To be honest @Theroadt i wouldn’t reciprocate an invite in those circumstances either.

MrsMitford3 · 11/03/2026 07:28

I def do not think you should invite the boy.

I also do not think you should talk to the Mum "because she is lovely and will understand"
No Mum will want to believe that about their DS.
She absolutely will not understand and may argue/beg and make it worse.

Just leave it and see how it plays out.

EmeraldShamrock000 · 11/03/2026 07:30

He has a very good reason for making this decision. His party, his choice.
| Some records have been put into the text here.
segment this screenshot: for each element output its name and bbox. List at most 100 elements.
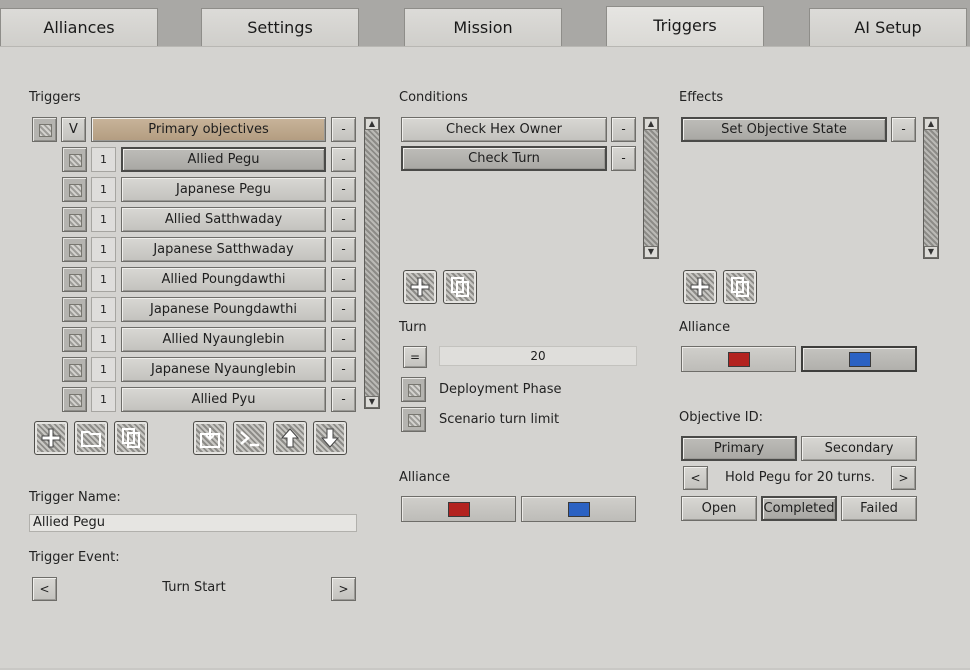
open-folder-button[interactable] xyxy=(74,421,108,455)
condition-check-turn[interactable]: Check Turn xyxy=(401,146,607,171)
tab-bar: Alliances Settings Mission Triggers AI S… xyxy=(0,0,970,49)
tab-settings[interactable]: Settings xyxy=(201,8,359,47)
remove-condition-button[interactable]: - xyxy=(611,117,636,142)
remove-trigger-button[interactable]: - xyxy=(331,237,356,262)
remove-trigger-button[interactable]: - xyxy=(331,147,356,172)
trigger-checkbox[interactable] xyxy=(62,237,87,262)
trigger-checkbox[interactable] xyxy=(62,207,87,232)
group-checkbox[interactable] xyxy=(32,117,57,142)
scroll-up-icon[interactable]: ▲ xyxy=(644,118,658,130)
objective-next-button[interactable]: > xyxy=(891,466,916,490)
objective-primary-button[interactable]: Primary xyxy=(681,436,797,461)
add-icon xyxy=(41,428,61,448)
console-button[interactable] xyxy=(233,421,267,455)
add-condition-button[interactable] xyxy=(403,270,437,304)
event-prev-button[interactable]: < xyxy=(32,577,57,601)
add-effect-button[interactable] xyxy=(683,270,717,304)
triggers-heading: Triggers xyxy=(29,90,81,105)
add-icon xyxy=(410,277,430,297)
move-down-button[interactable] xyxy=(313,421,347,455)
state-failed-button[interactable]: Failed xyxy=(841,496,917,521)
state-open-button[interactable]: Open xyxy=(681,496,757,521)
trigger-item[interactable]: Allied Nyaunglebin xyxy=(121,327,326,352)
condition-check-hex-owner[interactable]: Check Hex Owner xyxy=(401,117,607,142)
copy-effect-button[interactable] xyxy=(723,270,757,304)
triggers-scrollbar[interactable]: ▲ ▼ xyxy=(364,117,380,409)
effect-alliance-red-button[interactable] xyxy=(681,346,796,372)
trigger-checkbox[interactable] xyxy=(62,327,87,352)
objective-secondary-button[interactable]: Secondary xyxy=(801,436,917,461)
move-up-button[interactable] xyxy=(273,421,307,455)
folder-icon xyxy=(81,431,101,447)
trigger-checkbox[interactable] xyxy=(62,177,87,202)
condition-alliance-blue-button[interactable] xyxy=(521,496,636,522)
condition-alliance-label: Alliance xyxy=(399,470,451,485)
conditions-scrollbar[interactable]: ▲ ▼ xyxy=(643,117,659,259)
trigger-checkbox[interactable] xyxy=(62,267,87,292)
copy-trigger-button[interactable] xyxy=(114,421,148,455)
objective-prev-button[interactable]: < xyxy=(683,466,708,490)
trigger-count: 1 xyxy=(91,207,116,232)
trigger-checkbox[interactable] xyxy=(62,147,87,172)
trigger-item[interactable]: Japanese Nyaunglebin xyxy=(121,357,326,382)
remove-effect-button[interactable]: - xyxy=(891,117,916,142)
deployment-phase-checkbox[interactable] xyxy=(401,377,426,402)
trigger-item[interactable]: Japanese Satthwaday xyxy=(121,237,326,262)
scenario-turn-limit-checkbox[interactable] xyxy=(401,407,426,432)
scroll-up-icon[interactable]: ▲ xyxy=(924,118,938,130)
group-collapse-button[interactable]: V xyxy=(61,117,86,142)
trigger-count: 1 xyxy=(91,147,116,172)
remove-group-button[interactable]: - xyxy=(331,117,356,142)
effects-heading: Effects xyxy=(679,90,724,105)
condition-alliance-red-button[interactable] xyxy=(401,496,516,522)
tab-alliances[interactable]: Alliances xyxy=(0,8,158,47)
blue-swatch xyxy=(849,352,871,367)
tab-mission[interactable]: Mission xyxy=(404,8,562,47)
effects-scrollbar[interactable]: ▲ ▼ xyxy=(923,117,939,259)
turn-label: Turn xyxy=(399,320,427,335)
trigger-item[interactable]: Allied Poungdawthi xyxy=(121,267,326,292)
remove-condition-button[interactable]: - xyxy=(611,146,636,171)
trigger-count: 1 xyxy=(91,237,116,262)
turn-value-slider[interactable]: 20 xyxy=(439,346,637,366)
scroll-down-icon[interactable]: ▼ xyxy=(644,246,658,258)
effect-alliance-blue-button[interactable] xyxy=(801,346,917,372)
trigger-checkbox[interactable] xyxy=(62,357,87,382)
import-button[interactable] xyxy=(193,421,227,455)
remove-trigger-button[interactable]: - xyxy=(331,327,356,352)
tab-ai-setup[interactable]: AI Setup xyxy=(809,8,967,47)
trigger-checkbox[interactable] xyxy=(62,387,87,412)
copy-condition-button[interactable] xyxy=(443,270,477,304)
event-next-button[interactable]: > xyxy=(331,577,356,601)
trigger-item[interactable]: Allied Pegu xyxy=(121,147,326,172)
tab-triggers[interactable]: Triggers xyxy=(606,6,764,49)
trigger-count: 1 xyxy=(91,357,116,382)
remove-trigger-button[interactable]: - xyxy=(331,267,356,292)
remove-trigger-button[interactable]: - xyxy=(331,387,356,412)
trigger-checkbox[interactable] xyxy=(62,297,87,322)
remove-trigger-button[interactable]: - xyxy=(331,177,356,202)
arrow-down-icon xyxy=(320,428,340,448)
remove-trigger-button[interactable]: - xyxy=(331,297,356,322)
effect-set-objective-state[interactable]: Set Objective State xyxy=(681,117,887,142)
copy-icon xyxy=(731,277,749,297)
scroll-up-icon[interactable]: ▲ xyxy=(365,118,379,130)
trigger-item[interactable]: Allied Satthwaday xyxy=(121,207,326,232)
state-completed-button[interactable]: Completed xyxy=(761,496,837,521)
blue-swatch xyxy=(568,502,590,517)
trigger-event-value: Turn Start xyxy=(162,580,226,595)
trigger-item[interactable]: Japanese Poungdawthi xyxy=(121,297,326,322)
add-trigger-button[interactable] xyxy=(34,421,68,455)
scroll-down-icon[interactable]: ▼ xyxy=(924,246,938,258)
scroll-down-icon[interactable]: ▼ xyxy=(365,396,379,408)
trigger-name-input[interactable]: Allied Pegu xyxy=(29,514,357,532)
trigger-group-primary-objectives[interactable]: Primary objectives xyxy=(91,117,326,142)
remove-trigger-button[interactable]: - xyxy=(331,207,356,232)
trigger-item[interactable]: Japanese Pegu xyxy=(121,177,326,202)
trigger-item[interactable]: Allied Pyu xyxy=(121,387,326,412)
copy-icon xyxy=(451,277,469,297)
trigger-count: 1 xyxy=(91,177,116,202)
import-icon xyxy=(200,428,220,448)
remove-trigger-button[interactable]: - xyxy=(331,357,356,382)
turn-operator-button[interactable]: = xyxy=(403,346,427,368)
I hope he has a great time.

AntiqueBabyLoanSmurf · 11/03/2026 07:30

joyfulmisanthropy · 11/03/2026 05:50

I would not invite the boy but speak to the boys mum and explain the reasons why and that you are sorry but you have to respect your son’s wishes.
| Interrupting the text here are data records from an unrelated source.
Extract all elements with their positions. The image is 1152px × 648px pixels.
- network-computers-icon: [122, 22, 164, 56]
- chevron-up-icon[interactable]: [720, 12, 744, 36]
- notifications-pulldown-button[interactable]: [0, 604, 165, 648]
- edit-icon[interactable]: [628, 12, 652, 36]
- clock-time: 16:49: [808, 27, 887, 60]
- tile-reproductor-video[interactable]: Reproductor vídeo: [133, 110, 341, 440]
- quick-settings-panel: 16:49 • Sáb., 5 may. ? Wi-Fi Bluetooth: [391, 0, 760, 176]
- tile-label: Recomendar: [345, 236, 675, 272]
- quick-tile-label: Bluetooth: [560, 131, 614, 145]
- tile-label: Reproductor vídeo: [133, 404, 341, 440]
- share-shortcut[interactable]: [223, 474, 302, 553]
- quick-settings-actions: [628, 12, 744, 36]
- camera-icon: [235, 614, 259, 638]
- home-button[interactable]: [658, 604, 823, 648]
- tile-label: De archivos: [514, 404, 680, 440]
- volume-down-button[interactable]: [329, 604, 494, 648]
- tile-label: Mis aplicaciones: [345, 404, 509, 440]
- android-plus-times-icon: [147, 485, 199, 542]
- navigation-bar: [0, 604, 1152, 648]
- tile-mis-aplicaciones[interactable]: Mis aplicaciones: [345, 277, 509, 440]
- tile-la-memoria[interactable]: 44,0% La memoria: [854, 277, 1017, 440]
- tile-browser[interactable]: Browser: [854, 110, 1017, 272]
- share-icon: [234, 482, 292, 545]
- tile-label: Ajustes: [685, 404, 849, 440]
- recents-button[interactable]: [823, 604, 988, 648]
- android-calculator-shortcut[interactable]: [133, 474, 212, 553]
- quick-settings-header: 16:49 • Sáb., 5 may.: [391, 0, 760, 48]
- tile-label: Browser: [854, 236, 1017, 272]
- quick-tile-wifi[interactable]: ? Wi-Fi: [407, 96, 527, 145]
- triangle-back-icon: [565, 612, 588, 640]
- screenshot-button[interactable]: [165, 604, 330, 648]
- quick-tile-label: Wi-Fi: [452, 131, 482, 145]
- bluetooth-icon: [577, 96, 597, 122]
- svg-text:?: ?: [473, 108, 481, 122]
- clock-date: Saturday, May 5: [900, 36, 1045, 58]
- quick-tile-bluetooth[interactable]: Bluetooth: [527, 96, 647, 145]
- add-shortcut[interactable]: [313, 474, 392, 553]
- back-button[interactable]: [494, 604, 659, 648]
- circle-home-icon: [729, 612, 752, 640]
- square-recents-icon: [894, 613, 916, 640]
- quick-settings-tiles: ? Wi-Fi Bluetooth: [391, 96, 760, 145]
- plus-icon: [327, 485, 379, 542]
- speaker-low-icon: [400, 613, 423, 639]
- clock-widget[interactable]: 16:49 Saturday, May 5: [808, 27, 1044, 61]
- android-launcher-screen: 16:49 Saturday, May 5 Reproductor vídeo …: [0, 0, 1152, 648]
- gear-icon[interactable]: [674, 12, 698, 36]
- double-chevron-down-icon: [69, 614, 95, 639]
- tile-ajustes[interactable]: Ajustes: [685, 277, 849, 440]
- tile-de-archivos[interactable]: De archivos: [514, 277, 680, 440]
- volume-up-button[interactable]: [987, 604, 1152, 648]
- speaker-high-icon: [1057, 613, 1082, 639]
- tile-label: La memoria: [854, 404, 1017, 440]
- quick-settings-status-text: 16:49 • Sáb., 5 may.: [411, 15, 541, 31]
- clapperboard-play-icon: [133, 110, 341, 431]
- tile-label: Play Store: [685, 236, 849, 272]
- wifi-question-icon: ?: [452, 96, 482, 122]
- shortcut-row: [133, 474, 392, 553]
That makes it sound like OP's DS is the unreasonable one for not wanting to have a bully come to his party to bully him and destroy his special day.

How about "I'm sorry that your child has chosen to miss out on nice things because he prefers to exclude himself through his appalling bullying behaviour"?
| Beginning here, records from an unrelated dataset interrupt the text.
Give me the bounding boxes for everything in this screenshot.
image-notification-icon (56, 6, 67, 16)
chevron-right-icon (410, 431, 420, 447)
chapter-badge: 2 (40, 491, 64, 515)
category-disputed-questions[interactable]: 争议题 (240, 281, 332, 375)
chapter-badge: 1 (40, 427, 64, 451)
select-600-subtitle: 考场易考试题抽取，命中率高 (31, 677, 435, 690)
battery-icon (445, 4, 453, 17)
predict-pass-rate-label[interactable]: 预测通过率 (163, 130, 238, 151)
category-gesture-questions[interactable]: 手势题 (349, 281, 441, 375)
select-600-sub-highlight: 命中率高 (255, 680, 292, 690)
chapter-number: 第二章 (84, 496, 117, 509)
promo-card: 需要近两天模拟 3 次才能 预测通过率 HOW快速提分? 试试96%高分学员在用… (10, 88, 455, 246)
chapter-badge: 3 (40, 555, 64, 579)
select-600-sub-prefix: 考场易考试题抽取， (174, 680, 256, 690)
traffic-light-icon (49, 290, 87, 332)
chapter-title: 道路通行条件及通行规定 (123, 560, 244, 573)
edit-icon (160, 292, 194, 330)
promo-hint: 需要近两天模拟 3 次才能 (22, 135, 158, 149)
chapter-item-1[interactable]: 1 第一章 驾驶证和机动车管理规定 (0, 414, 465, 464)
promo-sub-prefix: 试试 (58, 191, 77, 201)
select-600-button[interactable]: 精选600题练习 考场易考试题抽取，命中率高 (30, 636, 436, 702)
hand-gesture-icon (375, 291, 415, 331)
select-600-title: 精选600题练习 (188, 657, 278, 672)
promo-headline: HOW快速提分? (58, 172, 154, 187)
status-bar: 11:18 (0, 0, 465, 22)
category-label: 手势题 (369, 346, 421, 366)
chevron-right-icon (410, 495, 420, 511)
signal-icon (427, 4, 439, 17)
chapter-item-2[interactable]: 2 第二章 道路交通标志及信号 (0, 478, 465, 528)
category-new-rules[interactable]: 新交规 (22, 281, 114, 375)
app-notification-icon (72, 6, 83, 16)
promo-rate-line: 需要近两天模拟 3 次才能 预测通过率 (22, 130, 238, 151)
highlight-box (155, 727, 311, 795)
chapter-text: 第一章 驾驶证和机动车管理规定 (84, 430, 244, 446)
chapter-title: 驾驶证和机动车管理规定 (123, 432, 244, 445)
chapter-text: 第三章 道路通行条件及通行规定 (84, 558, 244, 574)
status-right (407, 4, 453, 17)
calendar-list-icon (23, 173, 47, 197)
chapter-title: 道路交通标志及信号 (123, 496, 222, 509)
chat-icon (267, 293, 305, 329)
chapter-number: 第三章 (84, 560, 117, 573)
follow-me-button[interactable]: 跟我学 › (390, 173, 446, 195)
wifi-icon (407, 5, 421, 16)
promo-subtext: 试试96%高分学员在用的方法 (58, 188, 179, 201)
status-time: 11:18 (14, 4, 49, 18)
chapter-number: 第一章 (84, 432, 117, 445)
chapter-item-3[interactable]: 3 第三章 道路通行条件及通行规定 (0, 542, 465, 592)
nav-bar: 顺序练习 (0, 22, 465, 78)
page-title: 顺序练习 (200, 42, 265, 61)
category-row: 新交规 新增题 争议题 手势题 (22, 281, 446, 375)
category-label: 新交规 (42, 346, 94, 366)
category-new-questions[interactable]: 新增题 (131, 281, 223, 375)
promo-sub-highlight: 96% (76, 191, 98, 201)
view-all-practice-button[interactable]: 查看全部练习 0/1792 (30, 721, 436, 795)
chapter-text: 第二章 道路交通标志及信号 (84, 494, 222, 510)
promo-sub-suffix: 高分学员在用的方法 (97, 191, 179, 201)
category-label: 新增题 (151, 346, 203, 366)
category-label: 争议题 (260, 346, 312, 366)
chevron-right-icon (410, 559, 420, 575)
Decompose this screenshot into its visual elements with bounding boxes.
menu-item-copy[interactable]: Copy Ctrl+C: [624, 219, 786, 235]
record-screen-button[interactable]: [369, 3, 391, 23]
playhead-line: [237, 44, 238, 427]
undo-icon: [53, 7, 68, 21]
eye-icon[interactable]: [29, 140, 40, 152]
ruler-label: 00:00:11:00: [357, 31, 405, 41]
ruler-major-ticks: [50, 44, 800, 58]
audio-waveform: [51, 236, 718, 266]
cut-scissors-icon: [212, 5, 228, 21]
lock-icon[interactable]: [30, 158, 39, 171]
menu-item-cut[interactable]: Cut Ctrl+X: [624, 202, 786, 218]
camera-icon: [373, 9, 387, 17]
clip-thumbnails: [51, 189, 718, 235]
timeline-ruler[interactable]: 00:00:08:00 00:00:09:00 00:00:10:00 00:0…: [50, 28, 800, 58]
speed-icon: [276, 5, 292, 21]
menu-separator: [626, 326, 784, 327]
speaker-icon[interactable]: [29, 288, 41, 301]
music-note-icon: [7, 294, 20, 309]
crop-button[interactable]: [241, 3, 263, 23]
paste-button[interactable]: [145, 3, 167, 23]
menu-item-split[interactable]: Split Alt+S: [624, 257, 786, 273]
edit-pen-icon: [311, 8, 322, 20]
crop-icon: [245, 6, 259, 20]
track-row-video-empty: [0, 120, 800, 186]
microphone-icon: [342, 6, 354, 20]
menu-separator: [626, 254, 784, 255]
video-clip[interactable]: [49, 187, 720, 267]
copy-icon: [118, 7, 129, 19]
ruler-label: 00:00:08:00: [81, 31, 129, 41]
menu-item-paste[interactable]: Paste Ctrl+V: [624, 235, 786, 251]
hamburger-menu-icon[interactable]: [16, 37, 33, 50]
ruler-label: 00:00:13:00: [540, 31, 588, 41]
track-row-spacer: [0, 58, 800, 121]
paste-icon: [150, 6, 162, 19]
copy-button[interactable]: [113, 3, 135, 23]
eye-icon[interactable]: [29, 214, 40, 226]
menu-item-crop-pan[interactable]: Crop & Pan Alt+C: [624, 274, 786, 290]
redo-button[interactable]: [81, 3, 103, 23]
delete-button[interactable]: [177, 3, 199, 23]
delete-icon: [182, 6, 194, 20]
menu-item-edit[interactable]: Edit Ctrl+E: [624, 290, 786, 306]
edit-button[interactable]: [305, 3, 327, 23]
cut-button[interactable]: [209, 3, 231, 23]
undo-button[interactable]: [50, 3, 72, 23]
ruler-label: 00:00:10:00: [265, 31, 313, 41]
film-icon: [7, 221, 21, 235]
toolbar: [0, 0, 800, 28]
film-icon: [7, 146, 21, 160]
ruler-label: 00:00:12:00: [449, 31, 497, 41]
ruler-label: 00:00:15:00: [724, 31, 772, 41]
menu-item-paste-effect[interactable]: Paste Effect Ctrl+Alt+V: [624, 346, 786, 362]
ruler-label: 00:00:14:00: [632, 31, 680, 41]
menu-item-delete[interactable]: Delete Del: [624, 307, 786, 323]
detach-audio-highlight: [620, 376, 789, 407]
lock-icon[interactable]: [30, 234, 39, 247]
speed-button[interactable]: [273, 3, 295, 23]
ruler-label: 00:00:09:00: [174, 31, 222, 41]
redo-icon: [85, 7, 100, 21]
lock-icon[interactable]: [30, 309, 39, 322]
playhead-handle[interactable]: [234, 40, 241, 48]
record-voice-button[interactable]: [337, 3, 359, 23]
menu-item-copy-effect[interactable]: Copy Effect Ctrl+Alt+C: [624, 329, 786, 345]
I'm sure there are some women out there who would genuinely feel they should apologise to an abuser who is raining down punches on them for potentially hurting his fists by putting their face there.

LilWoosmum82 · 11/03/2026 07:35

The brutal truth is he is your child and it's his birthday, not this other boy. So, i'm afraid the issue here is if the parents approach you when they find out their son has been excluded from the party. This 'exclusion' from the party is obviously a result of this boys behaviour toward your son. He clearly feels bullied and i wouldn't expect my child to have her bully at her party just to keep the peace sorry i'm with your DS and why hasn't this issue been addressed previously? It's clearly affecting him.

Wearealldoingourbest · 11/03/2026 07:36

I support you doing what your DS wants here. You'll have to brace yourself for the fall out, which might include some very awkward encounters with the other mum and maybe even parents of the other children in the group, but that boy is a bully and your son is putting in place a boundary (which is brave!).
We had a similar situation with one of my DC but the difference was my child wasn't very firm about saying not invite them and I didn't realise the extent of the behaviour until the party. I found out partly because the child behaved so badly at the party! If I could back in time I would have grabbed onto my child's hints during the party invites and also taken some action earlier about the at school bullying that I had suspicions about.
Persistently targeting a person with unkindness is bullying even if individual incidents seem minor. It's the targeting and the repeated pattern that do the damage.

ChampagneLassie · 11/03/2026 07:38

I can’t believe you’re questioning this at 9! It’s your son’s birthday let him invite who he wants! You say he’d feel excluded…but presumably he doesn’t attend invites from this lad? Or does he? i really wouldn’t overthink that. I also think you should be more direct to bully boys mum about his behaviour.